Old Alberta associates Bell and Longden have been close friends for years. Longden has let Bell invest considerable money for him, investments which turned out very well. But Longden insists, as he must, that he owns no part of the Alberta Ranches. If he did, he would be violating racing regulations, which prohibit a jockey from owning a racing horse. Longden also denies, perforce, that he runs Vance Longden's training stable. But everybody around California's racing barns knows who the boss of the Longden stables is, and who can blame a son for listening to his father's advice? The unquestionable honesty of Johnny Longden has likely been a factor in the California racing commission's willingness to view Longden as a nonowner, nontrainer and 100% jockey.
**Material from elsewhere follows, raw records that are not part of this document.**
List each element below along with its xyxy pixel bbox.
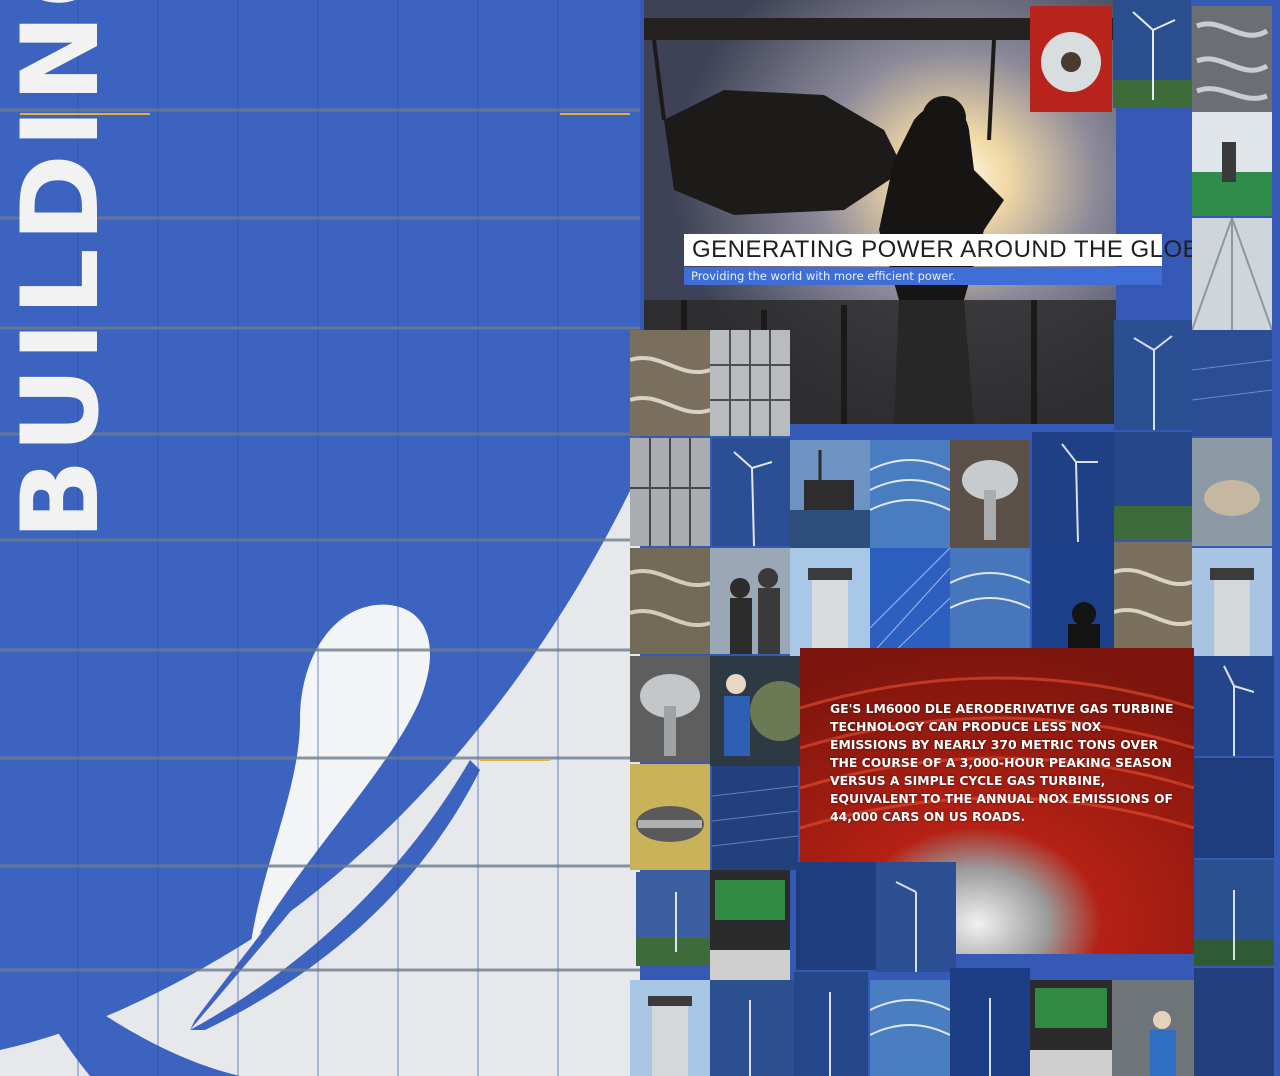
curved-building-tile-3: [870, 980, 950, 1076]
control-room-tile-2: [1030, 980, 1112, 1076]
cooling-tower-icon: [630, 980, 710, 1076]
workers-icon: [1192, 438, 1272, 546]
turbine-engine-icon: [630, 330, 710, 436]
hero-subtitle: Providing the world with more efficient …: [684, 267, 1162, 285]
turbine-engine-icon: [630, 548, 710, 654]
engine-detail-tile: [1192, 6, 1272, 112]
solar-panel-icon: [1192, 330, 1272, 436]
wind-turbine-icon: [1194, 860, 1274, 966]
factory-hall-icon: [1192, 218, 1272, 330]
tower-tile-2: [1192, 548, 1272, 656]
workers-icon: [710, 656, 800, 766]
wind-turbine-icon: [950, 968, 1030, 1076]
solar-tile-6: [796, 862, 876, 970]
building-facade-icon: [630, 438, 710, 546]
building-facade-icon: [870, 440, 950, 548]
engine-tile-1: [630, 330, 710, 436]
tower-tile-3: [630, 980, 710, 1076]
solar-panel-icon: [712, 766, 798, 870]
control-room-icon: [710, 870, 790, 980]
wind-farm-tile: [1113, 0, 1191, 108]
solar-tile-5: [1194, 968, 1274, 1076]
building-facade-icon: [950, 548, 1030, 656]
curved-building-tile: [870, 440, 950, 548]
rotor-tile: [630, 656, 710, 762]
silhouette-tile: [1032, 542, 1114, 650]
wind-turbine-icon: [1113, 0, 1191, 108]
wind-tile-6: [876, 862, 956, 972]
fact-text: GE's LM6000 DLE aeroderivative gas turbi…: [830, 701, 1174, 824]
turbine-engine-icon: [1030, 6, 1112, 112]
wind-turbine-icon: [636, 872, 710, 966]
solar-panel-icon: [1194, 968, 1274, 1076]
solar-closeup-tile: [870, 548, 950, 656]
wind-turbine-icon: [1032, 542, 1114, 650]
wind-tile-5: [1194, 860, 1274, 966]
wind-turbine-icon: [794, 972, 868, 1076]
glass-hall-tile-2: [630, 438, 710, 546]
factory-hall-tile: [1192, 218, 1272, 330]
engine-tile-3: [1114, 542, 1192, 652]
solar-panel-icon: [796, 862, 876, 970]
left-blue-panel: BUILDING: [0, 0, 640, 1076]
glass-hall-tile: [710, 330, 790, 436]
solar-tile-4: [1194, 758, 1274, 858]
building-facade-icon: [870, 980, 950, 1076]
hands-tile: [1192, 438, 1272, 546]
workers-tile: [710, 548, 790, 654]
wind-turbine-icon: [1032, 432, 1114, 542]
control-room-tile: [710, 870, 790, 980]
factory-workers-tile: [1192, 112, 1272, 216]
solar-panel-icon: [1194, 758, 1274, 858]
factory-hall-icon: [1192, 112, 1272, 216]
tower-tile: [790, 548, 870, 656]
turbine-engine-icon: [950, 440, 1030, 548]
building-facade-icon: [710, 330, 790, 436]
turbine-engine-icon: [1114, 542, 1192, 652]
rotor-tile-2: [950, 440, 1030, 548]
solar-panel-icon: [1114, 432, 1192, 540]
wind-tile-3: [1114, 320, 1192, 430]
wind-turbine-icon: [712, 438, 790, 546]
wind-turbine-icon: [1114, 320, 1192, 430]
control-room-icon: [1030, 980, 1112, 1076]
offshore-tile: [790, 440, 870, 548]
wind-tile-2: [1032, 432, 1114, 542]
cooling-tower-icon: [790, 548, 870, 656]
engine-tile-2: [630, 548, 710, 654]
workers-icon: [710, 548, 790, 654]
wind-tile-7: [710, 980, 794, 1076]
wind-tile-9: [950, 968, 1030, 1076]
collage-stage: BUILDING GENERATING POWER AROUND THE GLO…: [0, 0, 1280, 1076]
workers-icon: [1112, 980, 1194, 1076]
solar-panel-icon: [870, 548, 950, 656]
wind-road-tile: [636, 872, 710, 966]
turbine-engine-icon: [630, 656, 710, 762]
turbine-engine-icon: [1192, 6, 1272, 112]
wind-tile-8: [794, 972, 868, 1076]
engineer-tile: [1112, 980, 1194, 1076]
wind-tile-4: [1194, 656, 1274, 756]
hero-caption: GENERATING POWER AROUND THE GLOBE Provid…: [684, 234, 1215, 288]
solar-tile-2: [1114, 432, 1192, 540]
wind-turbine-tile: [712, 438, 790, 546]
cooling-tower-icon: [1192, 548, 1272, 656]
curved-building-tile-2: [950, 548, 1030, 656]
hero-title: GENERATING POWER AROUND THE GLOBE: [684, 234, 1215, 266]
solar-tile-3: [1192, 330, 1272, 436]
building-vertical-word: BUILDING: [0, 0, 122, 540]
solar-field-tile: [712, 766, 798, 870]
assembly-tile: [630, 764, 710, 870]
wind-turbine-icon: [710, 980, 794, 1076]
technician-tile: [710, 656, 800, 766]
factory-hall-icon: [630, 764, 710, 870]
turbine-fan-tile: [1030, 6, 1112, 112]
wind-turbine-icon: [1194, 656, 1274, 756]
wind-turbine-icon: [876, 862, 956, 972]
offshore-platform-icon: [790, 440, 870, 548]
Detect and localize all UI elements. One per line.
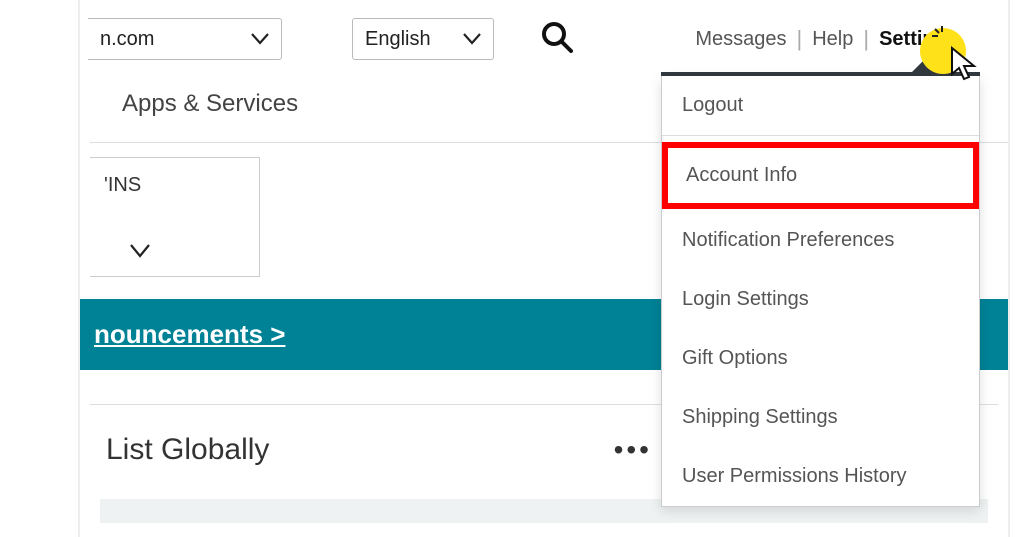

If John Longden is an aging phenomenon, riding for thrills while carefully preparing for a very active retirement, son Vance, who will be saddling the two horses in the Derby paddock next Saturday, is a Longden with quite a different style. Born in 1929 of Johnny's first marriage, Vance was taken along on the leaky roof and pothole circuit, living in a tent at trackside. Eventually, he was sent to a California military school. It was a terrible way to raise a son," said Johnny last week.

In his teen-age summers Vance rode in rodeos, though his father didn't approve. Later he grew too big to be a jockey (5 feet 5 inches), quit college and started, largely on his own, as a trainer He has trained many stakes winners, with his father offering some close supervision.

In 1953 he married a Miss San Francisco, divorced her and then married an Oakland beauty queen. He has one child by his first marriage, three by his second. He lives at a quick pace. He tells of the day in 1956 when Hindu Wand, which he trained for Max Bell, lost the International at Laurel. Vance drowned half his sorrow, then shinnied up the flagpole in front of the Laurel clubhouse to get the Canadian flag flying there for a souvenir. He found the flag locked at the top, wrapped his arms around it, jerked it loose, and let go of the pole, dropping 30 feet.

He may be quieting down some now. "I would like," he said recently, "to have some of the courage and some of the convictions of my father."

Training a Kentucky Derby winner might be the spur Vance Longden needs to insure for himself a long career as a successful trainer. But if Johnny Longden brings the purple-and-white silks of Alberta Ranches across the finish line first, would he possibly consider that a fitting final triumph to his career?

In 1947 Grantland Rice, appraising much the same situation, wrote: "Longden figures he has at least two more years to go, possibly three. By that time, he expects to have his 3,000 winners all filed away." At a jockeys' ball some 12 years and 2,000 winners later, Willie Shoemaker, 29, who wasn't even born when Longden won his first race, shattered the house with a song, to the tune of Tom Dooley, that went:

Hang up your tack, John Longden,
Hang up your tack and quit.
Hang up your tack, John Longden,
Pack up your bit and git.

"Now that he's got Flutterby," said Willie Shoemaker in feigned disgust this spring, "he'll never quit."


LEATHERY LONGDEN, at 54 and after 5,500 victories, is still riding "for the thrill of it."